In Copenhaver’s piece, he tells the story of John Kralik who wrote a book titled 365 Thank Yous. At the time when Kralik decided to write those thank-you notes to others, it was actually at a very low point in his life. His law firm was losing money, he was going through a messy divorce, and was “middle-aged, overweight, and at the end of his rope.”

One day he was on a mountain hike and got completely lost, not knowing which way would get him home. By the time he had safely made his way back, he’d decided on a strategy to express gratitude in his life – presumably the happy fact that he had survived his mountain experience prompted his resolve. However, after thinking more about, it he wondered what in the world he had to be thankful for. But he decided to give it a try anyway. So he began by writing to family and friends who were still close to him, expressing his gratitude for their support.

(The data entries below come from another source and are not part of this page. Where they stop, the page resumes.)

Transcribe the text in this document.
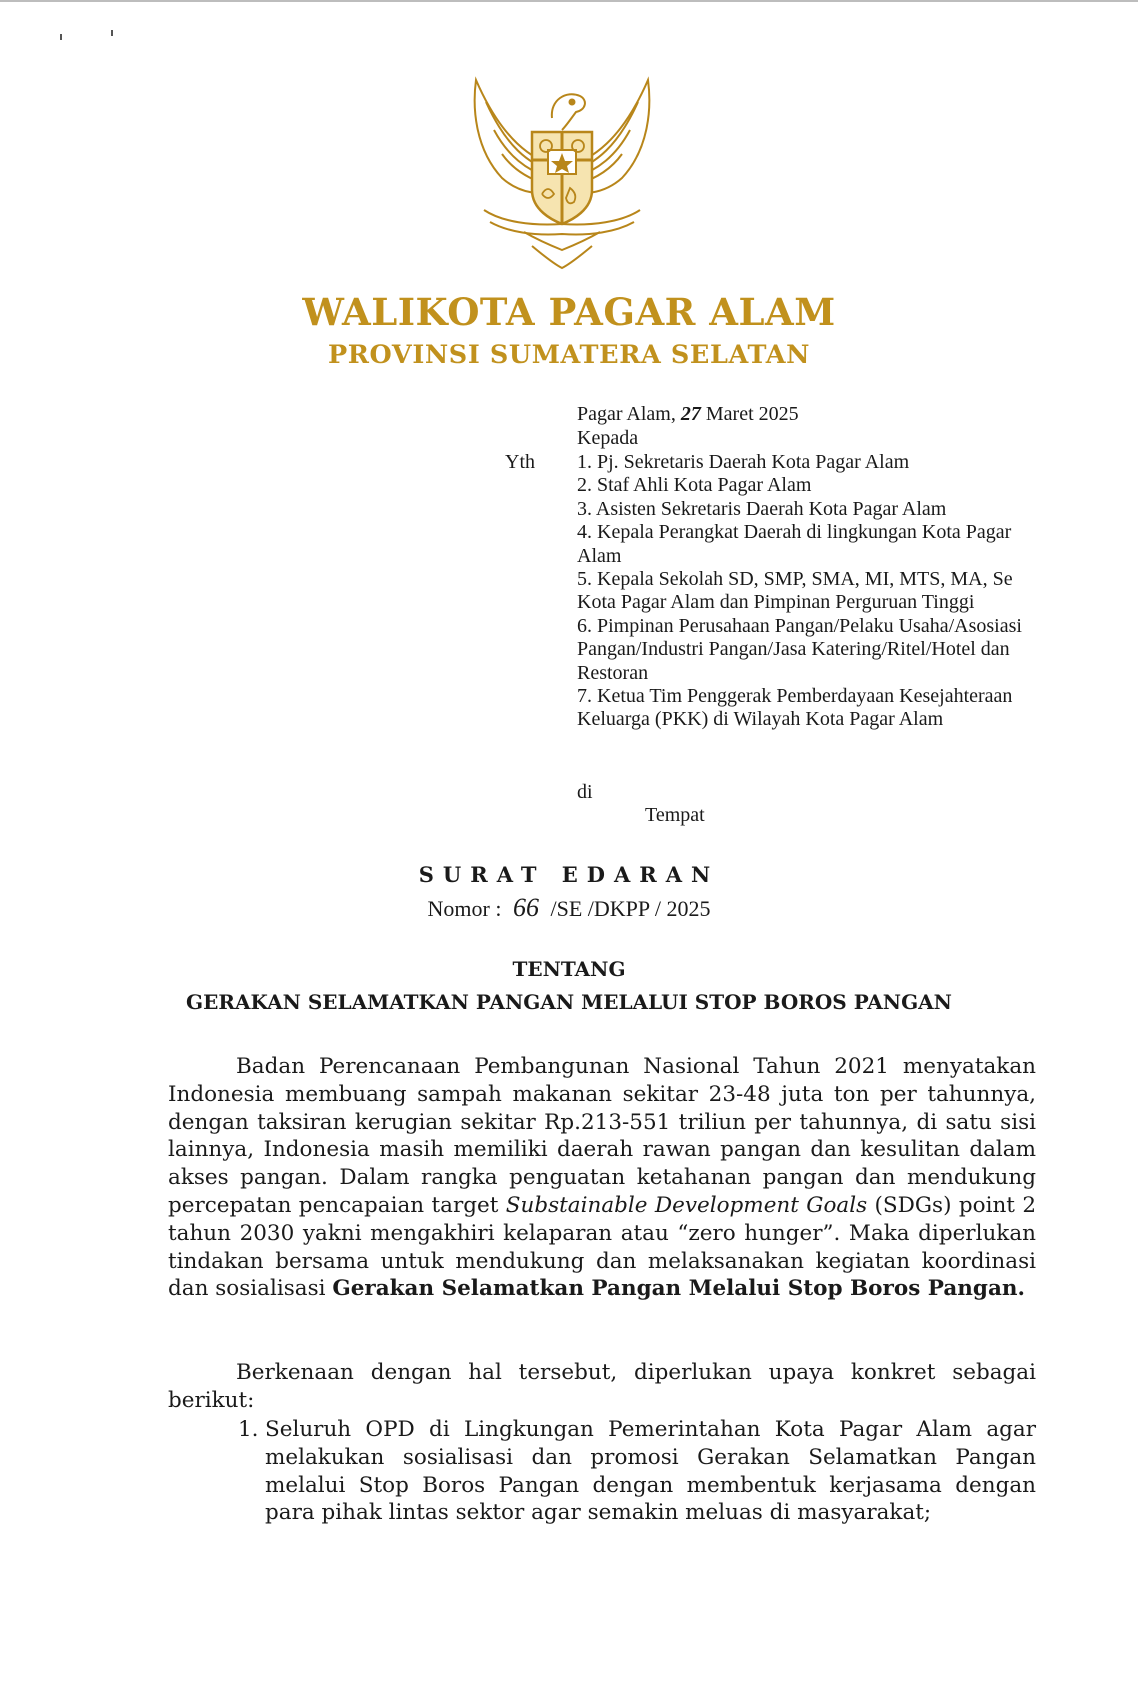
WALIKOTA PAGAR ALAM
PROVINSI SUMATERA SELATAN
Pagar Alam, 27 Maret 2025
Kepada
Yth 1. Pj. Sekretaris Daerah Kota Pagar Alam
2. Staf Ahli Kota Pagar Alam
3. Asisten Sekretaris Daerah Kota Pagar Alam
4. Kepala Perangkat Daerah di lingkungan Kota Pagar Alam
5. Kepala Sekolah SD, SMP, SMA, MI, MTS, MA, Se Kota Pagar Alam dan Pimpinan Perguruan Tinggi
6. Pimpinan Perusahaan Pangan/Pelaku Usaha/Asosiasi Pangan/Industri Pangan/Jasa Katering/Ritel/Hotel dan Restoran
7. Ketua Tim Penggerak Pemberdayaan Kesejahteraan Keluarga (PKK) di Wilayah Kota Pagar Alam
di
Tempat
SURAT EDARAN
Nomor : 66 /SE /DKPP / 2025
TENTANG
GERAKAN SELAMATKAN PANGAN MELALUI STOP BOROS PANGAN

Badan Perencanaan Pembangunan Nasional Tahun 2021 menyatakan Indonesia membuang sampah makanan sekitar 23-48 juta ton per tahunnya, dengan taksiran kerugian sekitar Rp.213-551 triliun per tahunnya, di satu sisi lainnya, Indonesia masih memiliki daerah rawan pangan dan kesulitan dalam akses pangan. Dalam rangka penguatan ketahanan pangan dan mendukung percepatan pencapaian target Substainable Development Goals (SDGs) point 2 tahun 2030 yakni mengakhiri kelaparan atau “zero hunger”. Maka diperlukan tindakan bersama untuk mendukung dan melaksanakan kegiatan koordinasi dan sosialisasi Gerakan Selamatkan Pangan Melalui Stop Boros Pangan.

Berkenaan dengan hal tersebut, diperlukan upaya konkret sebagai berikut:

1. Seluruh OPD di Lingkungan Pemerintahan Kota Pagar Alam agar melakukan sosialisasi dan promosi Gerakan Selamatkan Pangan melalui Stop Boros Pangan dengan membentuk kerjasama dengan para pihak lintas sektor agar semakin meluas di masyarakat;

But then it got harder. He drew a blank about who he could possibly write to next. Then he walked into a Starbucks and the guy behind the counter greeted him by name and remembered what he always ordered when he came in. Now you might be saying to yourself that that was just good business. But Kralik felt warmed and grateful that the guy had taken the trouble to remember him. So he wrote that clerk a thank-you note. And on it went, for the rest of the year. He kept his eyes open every day for some act of kindness, and lo and behold, there was always at least one blessing to brighten his day. And he says that expressing thanks day in and day out changed his whole approach to life. Even got him going to church because he became drawn to the idea of being blessed with grace with each gift of kindness.

Copenhaver says that “there is something about offering thanks that makes us whole. There is something about offering thanks that can make us feel … that we are blessed with grace.” In fact, as he points out, the word that is translated thanks in the New Testament is the same word that is sometimes translated as grace. And grace can be understood as both an act of giving and an act of receiving – as a freely given gift or gratitude for the receiving of it. It’s all grace. It not only gives us life but it binds us to one another in the best possible way.

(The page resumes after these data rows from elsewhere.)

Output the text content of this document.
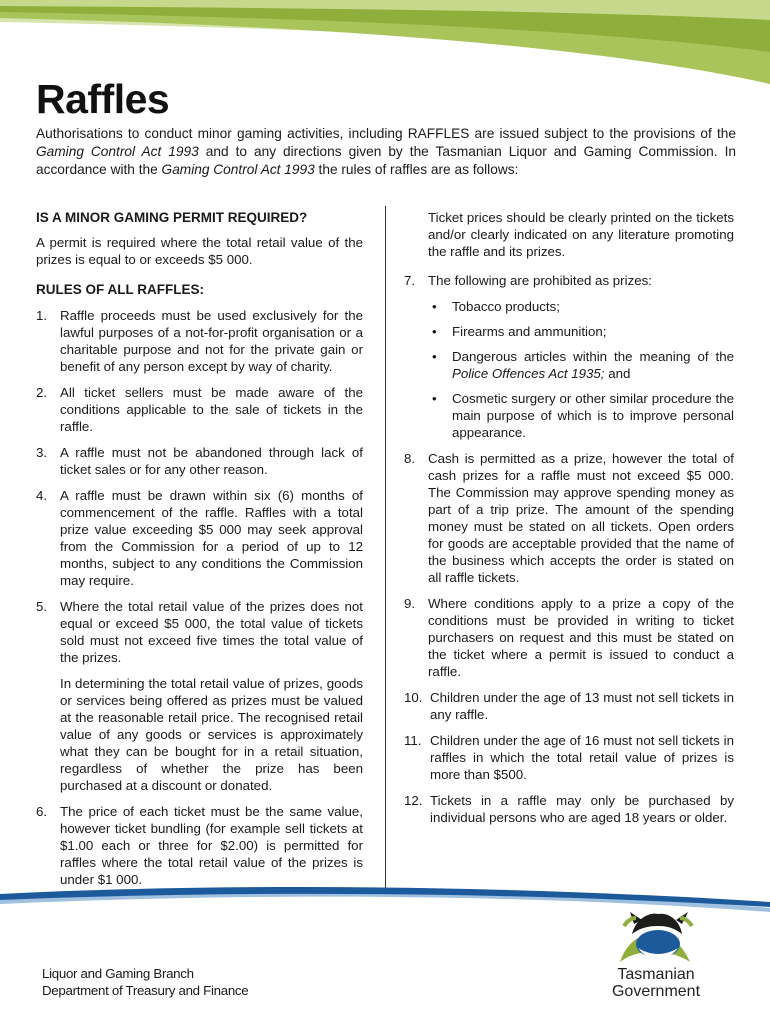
Raffles

Authorisations to conduct minor gaming activities, including RAFFLES are issued subject to the provisions of the Gaming Control Act 1993 and to any directions given by the Tasmanian Liquor and Gaming Commission. In accordance with the Gaming Control Act 1993 the rules of raffles are as follows:

IS A MINOR GAMING PERMIT REQUIRED?

A permit is required where the total retail value of the prizes is equal to or exceeds $5 000.

RULES OF ALL RAFFLES:

1. Raffle proceeds must be used exclusively for the lawful purposes of a not-for-profit organisation or a charitable purpose and not for the private gain or benefit of any person except by way of charity.
2. All ticket sellers must be made aware of the conditions applicable to the sale of tickets in the raffle.
3. A raffle must not be abandoned through lack of ticket sales or for any other reason.
4. A raffle must be drawn within six (6) months of commencement of the raffle. Raffles with a total prize value exceeding $5 000 may seek approval from the Commission for a period of up to 12 months, subject to any conditions the Commission may require.
5. Where the total retail value of the prizes does not equal or exceed $5 000, the total value of tickets sold must not exceed five times the total value of the prizes.
In determining the total retail value of prizes, goods or services being offered as prizes must be valued at the reasonable retail price. The recognised retail value of any goods or services is approximately what they can be bought for in a retail situation, regardless of whether the prize has been purchased at a discount or donated.
6. The price of each ticket must be the same value, however ticket bundling (for example sell tickets at $1.00 each or three for $2.00) is permitted for raffles where the total retail value of the prizes is under $1 000.
Ticket prices should be clearly printed on the tickets and/or clearly indicated on any literature promoting the raffle and its prizes.
7. The following are prohibited as prizes:
• Tobacco products;
• Firearms and ammunition;
• Dangerous articles within the meaning of the Police Offences Act 1935; and
• Cosmetic surgery or other similar procedure the main purpose of which is to improve personal appearance.
8. Cash is permitted as a prize, however the total of cash prizes for a raffle must not exceed $5 000. The Commission may approve spending money as part of a trip prize. The amount of the spending money must be stated on all tickets. Open orders for goods are acceptable provided that the name of the business which accepts the order is stated on all raffle tickets.
9. Where conditions apply to a prize a copy of the conditions must be provided in writing to ticket purchasers on request and this must be stated on the ticket where a permit is issued to conduct a raffle.
10. Children under the age of 13 must not sell tickets in any raffle.
11. Children under the age of 16 must not sell tickets in raffles in which the total retail value of prizes is more than $500.
12. Tickets in a raffle may only be purchased by individual persons who are aged 18 years or older.
Liquor and Gaming Branch
Department of Treasury and Finance
Tasmanian
Government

There’s an old song lyric that goes, “When I’m worried, and I can’t sleep, I count my blessings instead of sheep, and I fall asleep counting my blessings.” There is truth in that, there is comfort in that. “Those whose lives are marked with gratitude, infused with thankfulness, join in the echo of grace and receive a particular blessing reserved for them. They are made well. They are made whole.”

Thoughts as we enter this holy season of Advent and approaching Christmas: Thoughts to give us pause among the shopping and excess of abundance. Thoughts that may awaken our sense of gratitude and open our eyes to the blessings, those gifts that come to us from others every day. Like Kralik, it wouldn’t be a bad idea to write those notes of gratitude when you send a card this season.